One would think that of all papers, the FT would be the first to perform a cost/benefit analysis. I do not know if they did because I did not read the article, but if they did not, they would seem incapable or arguing with their own arguments - let alone those of their adversaries.
*********************
Thought I might add this to the "opportunity society" based on cost-efficiency plot:
Best, Mike B) *****************
PREVIEW - Global warming could bring hunger, melt Himalayas By Alister Doyle, Environment Correspondent 2 hours, 38 minutes ago
Global warming could cause more hunger in Africa and melt most Himalayan glaciers by the 2030s, according to a draft U.N. report due on Friday which also warns that the poorest nations are likely to suffer most.
The U.N. climate panel, giving the most authoritative study on the regional impact of climate change since 2001, also predicts more heatwaves in countries such as the United States, and damages corals including Australia's Great Barrier Reef.
"We are talking about a potentially catastrophic set of developments," Achim Steiner, the head of the U.N. Environment Programme, said of the likely impact of rising temperatures, widely blamed on greenhouse gases from burning fossil fuels.
"Even a half metre (20 inch) rise in sea levels would have catastrophic effects in Bangladesh and some island states," he told Reuters.
Scientists and officials from more than 100 countries meet in Belgium from Monday to review and approve a 21-page summary for policymakers in the report amid disputes on some findings, including on how far rising temperatures may contribute to spreading disease.
Among the gloomy forecasts, the report predicts that glaciers in the Himalayas, the world's highest mountain range, will melt away, affecting hundreds of millions of people.

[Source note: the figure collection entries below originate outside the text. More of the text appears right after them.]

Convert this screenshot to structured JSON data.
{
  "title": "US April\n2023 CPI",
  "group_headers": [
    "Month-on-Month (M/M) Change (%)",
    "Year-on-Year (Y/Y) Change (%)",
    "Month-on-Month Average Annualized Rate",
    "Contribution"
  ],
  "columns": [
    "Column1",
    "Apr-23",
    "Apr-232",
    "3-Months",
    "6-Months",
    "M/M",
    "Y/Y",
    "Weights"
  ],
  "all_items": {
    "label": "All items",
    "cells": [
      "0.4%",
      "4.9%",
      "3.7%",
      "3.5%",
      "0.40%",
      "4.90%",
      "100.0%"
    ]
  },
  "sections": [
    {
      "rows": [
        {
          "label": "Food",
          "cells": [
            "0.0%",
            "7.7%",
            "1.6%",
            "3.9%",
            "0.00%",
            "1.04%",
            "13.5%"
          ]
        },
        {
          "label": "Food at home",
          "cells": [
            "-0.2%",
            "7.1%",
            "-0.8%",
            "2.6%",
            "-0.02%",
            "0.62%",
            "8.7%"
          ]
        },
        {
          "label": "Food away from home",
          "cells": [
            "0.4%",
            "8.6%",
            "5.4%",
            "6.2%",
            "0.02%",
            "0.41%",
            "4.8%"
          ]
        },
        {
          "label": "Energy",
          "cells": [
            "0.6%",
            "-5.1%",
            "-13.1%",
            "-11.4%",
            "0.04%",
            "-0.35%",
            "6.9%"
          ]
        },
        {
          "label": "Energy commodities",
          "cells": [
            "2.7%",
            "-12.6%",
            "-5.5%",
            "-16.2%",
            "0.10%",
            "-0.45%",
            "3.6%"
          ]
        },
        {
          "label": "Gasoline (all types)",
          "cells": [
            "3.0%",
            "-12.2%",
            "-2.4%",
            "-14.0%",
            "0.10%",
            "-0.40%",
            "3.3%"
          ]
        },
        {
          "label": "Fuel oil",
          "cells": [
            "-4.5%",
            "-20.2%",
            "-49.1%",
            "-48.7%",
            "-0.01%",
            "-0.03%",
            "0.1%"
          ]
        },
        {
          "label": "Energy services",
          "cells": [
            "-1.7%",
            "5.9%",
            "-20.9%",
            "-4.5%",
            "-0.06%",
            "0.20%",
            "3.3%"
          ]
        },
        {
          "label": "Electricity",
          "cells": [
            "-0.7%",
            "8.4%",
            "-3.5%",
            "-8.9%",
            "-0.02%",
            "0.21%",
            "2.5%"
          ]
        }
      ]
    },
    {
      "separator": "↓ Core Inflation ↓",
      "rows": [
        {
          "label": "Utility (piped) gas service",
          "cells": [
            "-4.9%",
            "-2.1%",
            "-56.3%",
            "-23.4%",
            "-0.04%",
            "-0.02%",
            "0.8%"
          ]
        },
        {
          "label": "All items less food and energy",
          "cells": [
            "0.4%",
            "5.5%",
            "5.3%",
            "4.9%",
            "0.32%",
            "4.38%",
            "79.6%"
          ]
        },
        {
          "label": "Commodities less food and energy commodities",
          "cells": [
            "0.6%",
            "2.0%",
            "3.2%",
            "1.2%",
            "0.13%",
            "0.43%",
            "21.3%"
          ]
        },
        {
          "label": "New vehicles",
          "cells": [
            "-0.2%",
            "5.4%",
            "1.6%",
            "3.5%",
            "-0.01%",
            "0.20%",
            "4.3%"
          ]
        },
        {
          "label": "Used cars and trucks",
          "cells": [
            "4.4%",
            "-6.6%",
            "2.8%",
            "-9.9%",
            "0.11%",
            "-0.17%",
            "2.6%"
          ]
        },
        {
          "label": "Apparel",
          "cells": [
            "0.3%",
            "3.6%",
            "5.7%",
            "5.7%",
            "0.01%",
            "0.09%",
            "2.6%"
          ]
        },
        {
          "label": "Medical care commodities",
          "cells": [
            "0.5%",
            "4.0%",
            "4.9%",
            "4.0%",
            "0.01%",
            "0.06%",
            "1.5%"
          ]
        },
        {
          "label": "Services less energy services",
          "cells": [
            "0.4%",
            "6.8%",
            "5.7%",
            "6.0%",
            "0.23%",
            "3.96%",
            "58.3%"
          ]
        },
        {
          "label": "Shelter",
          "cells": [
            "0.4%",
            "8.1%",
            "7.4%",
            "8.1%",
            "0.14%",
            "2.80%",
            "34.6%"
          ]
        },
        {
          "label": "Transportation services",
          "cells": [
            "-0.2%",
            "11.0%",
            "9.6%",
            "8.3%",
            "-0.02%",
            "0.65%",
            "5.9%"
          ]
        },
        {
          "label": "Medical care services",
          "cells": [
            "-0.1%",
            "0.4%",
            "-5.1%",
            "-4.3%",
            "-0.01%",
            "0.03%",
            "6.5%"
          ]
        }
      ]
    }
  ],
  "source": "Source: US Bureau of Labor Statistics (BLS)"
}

"If current warming rates are maintained, Himalayan glaciers could decay at very rapid rates, shrinking from the present 500,000 square kilometres to 100,000 square kilometres by 2030s," according to a draft technical summary.
And disruptions are likely to be felt hardest in poor nations, such as sub-Saharan Africa and Asia where millions more could go hungry because of damage to farming and water supplies.
BENEFITS
Still, some nations will see some benefits, according to the draft by the Intergovernmental Panel on Climate Change (IPCC) which draws on work by 2,500 scientists.
Global farm potential might increase with a rise of 3 degrees Celsius (5.4 Fahrenheit) in temperatures, before sinking worldwide, it says. Crops might grow better in nations far from the tropics such as Canada, Russia, New Zealand or Scandinavia.
But warming will hit rich nations in other ways. The Mediterranean region might become arid. In the United States, rising seas and storm surges could "severely affect transportation along the Gulf, Atlantic and Northern coasts", it says.
The United Nations reckons the report, together with one in February that concluded it was more than 90 percent likely that recent warming had a predominantly human cause, will add pressure on governments to do more to head off damaging change.
"We've passed the tipping point," Steiner said, adding that the public, governments and businesses seemed convinced that global warming was a major threat and not some vague theory about which scientists disagreed.
"It's no longer about whether (climate change) is happening but about how we deal with it," he said.
Even so, talks on a global treaty to extend the Kyoto Protocol on restricting greenhouse gases after 2012 are stalled. Of the world's top emitters -- the United States, China, Russia and India -- only Russia is bound by caps under Kyoto.
Talks in Brussels are likely to last long and late, according to James McCarthy, professor of biological oceanography at Harvard University who was co-chair the last time the IPCC made a similar report in 2001.
He predicted disagreements would be overcome. "I think it would be very unlikely that final agreement would not be reached in Brussels," he said. "It would be unprecedented."